How does Medicare work with Samaritan membership?
The first and best resource for Medicare information is Medicare.
You can be enrolled in Medicare and continue to be a Samaritan Ministries member. The need-sharing process will remain the same, but any third party that is legally responsible to pay your medical bills must meet their responsibility before we will share your need, per our Guidelines. Therefore, if you do enroll in Medicare, you must first submit your bill to Medicare before seeking assistance from your fellow SMI members.
The expenses that are eligible to be shared with Samaritan members remain the same, so routine tests and long-term prescriptions are not shared. All expenses must be submitted as a part of a qualifying medical need.
I was told I had to get Medicare Part A, Part B, and a “Medicare Supplement.” Does Samaritan Ministries count as a “Medicare Supplement” or offer one?
Samaritan Ministries is a health care sharing ministry and does not fall into the category of a “Medicare Supplement.” However, you are not required to get any supplement or any part of Medicare, and Samaritan Ministries has been meeting the medical needs of those over 65 for as long as we have existed.
What if I don’t sign up for Medicare now, but decide I want to later?
There are penalties for signing up later than a window of time that occurs when you turn 65. According to the Medicare.gov website, “If you don’t sign up for Part B when you’re first eligible or if you drop ‘Part B and then get it later, you may have to pay a late enrollment penalty for as long as you have Medicare.” 
Please consult a representative of the Social Security Administration for details.
Do you recommend signing up for Part A & B, just Part A, or something else?
Samaritan Ministries does not make any official recommendations regarding government programs.

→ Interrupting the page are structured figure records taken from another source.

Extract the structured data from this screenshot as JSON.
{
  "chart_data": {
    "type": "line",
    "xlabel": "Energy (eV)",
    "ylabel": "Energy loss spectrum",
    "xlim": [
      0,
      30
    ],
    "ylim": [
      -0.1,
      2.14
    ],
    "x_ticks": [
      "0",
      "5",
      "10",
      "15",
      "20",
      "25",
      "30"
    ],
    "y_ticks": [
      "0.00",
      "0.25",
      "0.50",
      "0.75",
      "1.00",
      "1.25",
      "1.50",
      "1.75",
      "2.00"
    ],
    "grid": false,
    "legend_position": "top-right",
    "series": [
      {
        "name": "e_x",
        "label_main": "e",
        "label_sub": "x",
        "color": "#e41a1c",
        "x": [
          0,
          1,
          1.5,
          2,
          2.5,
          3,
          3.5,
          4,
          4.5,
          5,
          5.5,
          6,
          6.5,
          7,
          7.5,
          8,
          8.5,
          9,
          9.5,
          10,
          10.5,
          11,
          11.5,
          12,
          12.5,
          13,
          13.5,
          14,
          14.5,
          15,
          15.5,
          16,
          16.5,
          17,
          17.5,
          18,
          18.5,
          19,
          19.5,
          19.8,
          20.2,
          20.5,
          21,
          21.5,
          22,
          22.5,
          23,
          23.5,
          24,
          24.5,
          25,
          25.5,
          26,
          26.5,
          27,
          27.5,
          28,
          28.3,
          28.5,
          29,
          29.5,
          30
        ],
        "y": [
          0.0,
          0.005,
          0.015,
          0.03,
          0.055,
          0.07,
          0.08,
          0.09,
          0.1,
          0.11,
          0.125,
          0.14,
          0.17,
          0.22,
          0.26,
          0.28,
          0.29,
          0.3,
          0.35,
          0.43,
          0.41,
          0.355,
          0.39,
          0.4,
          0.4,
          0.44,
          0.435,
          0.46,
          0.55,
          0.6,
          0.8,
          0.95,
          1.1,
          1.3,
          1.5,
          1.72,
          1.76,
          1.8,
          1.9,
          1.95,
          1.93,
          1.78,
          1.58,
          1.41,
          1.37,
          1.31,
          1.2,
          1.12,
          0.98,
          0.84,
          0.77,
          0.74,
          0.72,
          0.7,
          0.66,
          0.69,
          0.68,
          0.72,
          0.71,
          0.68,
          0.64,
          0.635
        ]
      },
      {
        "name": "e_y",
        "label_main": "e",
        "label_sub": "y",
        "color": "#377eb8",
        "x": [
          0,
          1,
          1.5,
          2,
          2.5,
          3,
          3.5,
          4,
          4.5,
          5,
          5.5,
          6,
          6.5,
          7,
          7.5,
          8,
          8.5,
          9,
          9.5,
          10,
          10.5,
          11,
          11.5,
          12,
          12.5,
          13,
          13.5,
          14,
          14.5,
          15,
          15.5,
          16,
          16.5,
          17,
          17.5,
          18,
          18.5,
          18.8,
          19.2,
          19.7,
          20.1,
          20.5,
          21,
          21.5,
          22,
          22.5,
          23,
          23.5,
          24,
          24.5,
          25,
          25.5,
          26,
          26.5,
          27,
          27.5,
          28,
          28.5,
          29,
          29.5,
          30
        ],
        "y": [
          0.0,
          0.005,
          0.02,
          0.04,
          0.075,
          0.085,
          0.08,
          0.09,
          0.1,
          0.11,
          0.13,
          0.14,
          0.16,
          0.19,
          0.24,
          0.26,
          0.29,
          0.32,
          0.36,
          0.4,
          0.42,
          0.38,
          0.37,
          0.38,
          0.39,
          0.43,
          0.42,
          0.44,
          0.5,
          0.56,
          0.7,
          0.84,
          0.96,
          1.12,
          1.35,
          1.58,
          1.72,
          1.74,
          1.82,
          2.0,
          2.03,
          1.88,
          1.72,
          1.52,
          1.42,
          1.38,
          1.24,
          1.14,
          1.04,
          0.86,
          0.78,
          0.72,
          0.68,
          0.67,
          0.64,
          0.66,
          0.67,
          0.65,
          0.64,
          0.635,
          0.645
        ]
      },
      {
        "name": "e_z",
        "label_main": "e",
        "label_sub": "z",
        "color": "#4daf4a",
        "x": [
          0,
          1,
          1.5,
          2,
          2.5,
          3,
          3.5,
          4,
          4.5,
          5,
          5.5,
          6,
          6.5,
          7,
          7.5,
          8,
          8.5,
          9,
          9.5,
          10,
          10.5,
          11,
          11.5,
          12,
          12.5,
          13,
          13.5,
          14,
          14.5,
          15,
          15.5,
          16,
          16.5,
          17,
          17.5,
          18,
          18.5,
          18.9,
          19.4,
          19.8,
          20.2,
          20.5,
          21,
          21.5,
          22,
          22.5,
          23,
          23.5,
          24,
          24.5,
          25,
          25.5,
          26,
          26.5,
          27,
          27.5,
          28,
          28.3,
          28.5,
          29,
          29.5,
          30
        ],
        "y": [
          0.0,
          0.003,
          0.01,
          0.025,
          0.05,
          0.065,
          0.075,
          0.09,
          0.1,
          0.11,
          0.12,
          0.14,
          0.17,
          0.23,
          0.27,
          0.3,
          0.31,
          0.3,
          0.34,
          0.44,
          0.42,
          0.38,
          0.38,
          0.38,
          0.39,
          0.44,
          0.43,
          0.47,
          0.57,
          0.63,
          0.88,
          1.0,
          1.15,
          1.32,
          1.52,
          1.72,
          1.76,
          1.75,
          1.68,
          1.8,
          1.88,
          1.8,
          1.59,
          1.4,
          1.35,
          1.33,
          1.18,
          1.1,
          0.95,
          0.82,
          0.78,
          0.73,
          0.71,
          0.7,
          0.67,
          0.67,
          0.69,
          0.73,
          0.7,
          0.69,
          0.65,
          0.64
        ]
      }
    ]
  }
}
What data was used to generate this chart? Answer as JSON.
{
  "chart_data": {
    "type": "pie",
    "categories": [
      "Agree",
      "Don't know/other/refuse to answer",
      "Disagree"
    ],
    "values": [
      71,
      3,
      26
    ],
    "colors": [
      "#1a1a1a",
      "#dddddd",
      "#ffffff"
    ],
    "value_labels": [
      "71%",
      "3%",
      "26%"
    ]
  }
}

Some members opt out of Medicare altogether, some sign up for A & B, and many opt for only A.
How would Medicare supplement insurance apply to a member at Samaritan Ministries?
Medicare supplement insurance is for expenses not covered by Medicare, and the policies vary. Be sure to examine them carefully.
Some supplemental plans offer help with routine care and prescriptions that Samaritan Ministries does not share.
It is common for doctors to order some routine tests when a patient reaches 65, assuming that these will be covered by insurance. Frequently, these same tests would not be shareable by Samaritan Ministries because they are not related to treating a current medical condition. However, a routine test is shareable when a condition that needs further testing or treatment is discovered in that initial exam.
Some factors to consider:
- Most Americans who have worked during their lifetime are eligible for Part A without additional cost (beyond the Medicare tax taken from their paychecks over the years).
- Part B will cover some expenses that are not shared through Samaritan, but it significantly reduces the amount of your Social Security check. Consult Social Security Administration personnel for details on your cost and coverage.
- There have been reports that members have been signed up for A & B automatically, and then were not able to opt out of Part B. Make sure you find out far in advance how to opt out of Part B if that is what you want to do.
- The cost and content of supplemental plans vary widely, from free (in some locales) to much more than the cost of a Samaritan share. As a member, you will need to evaluate what is available to you to determine what will best meet your needs and be cost-effective.
 “Part B Enrollment Penalty,”Medicare.gov: The Official U.S. Government Site for Medicare, Accessed 3 October 2014.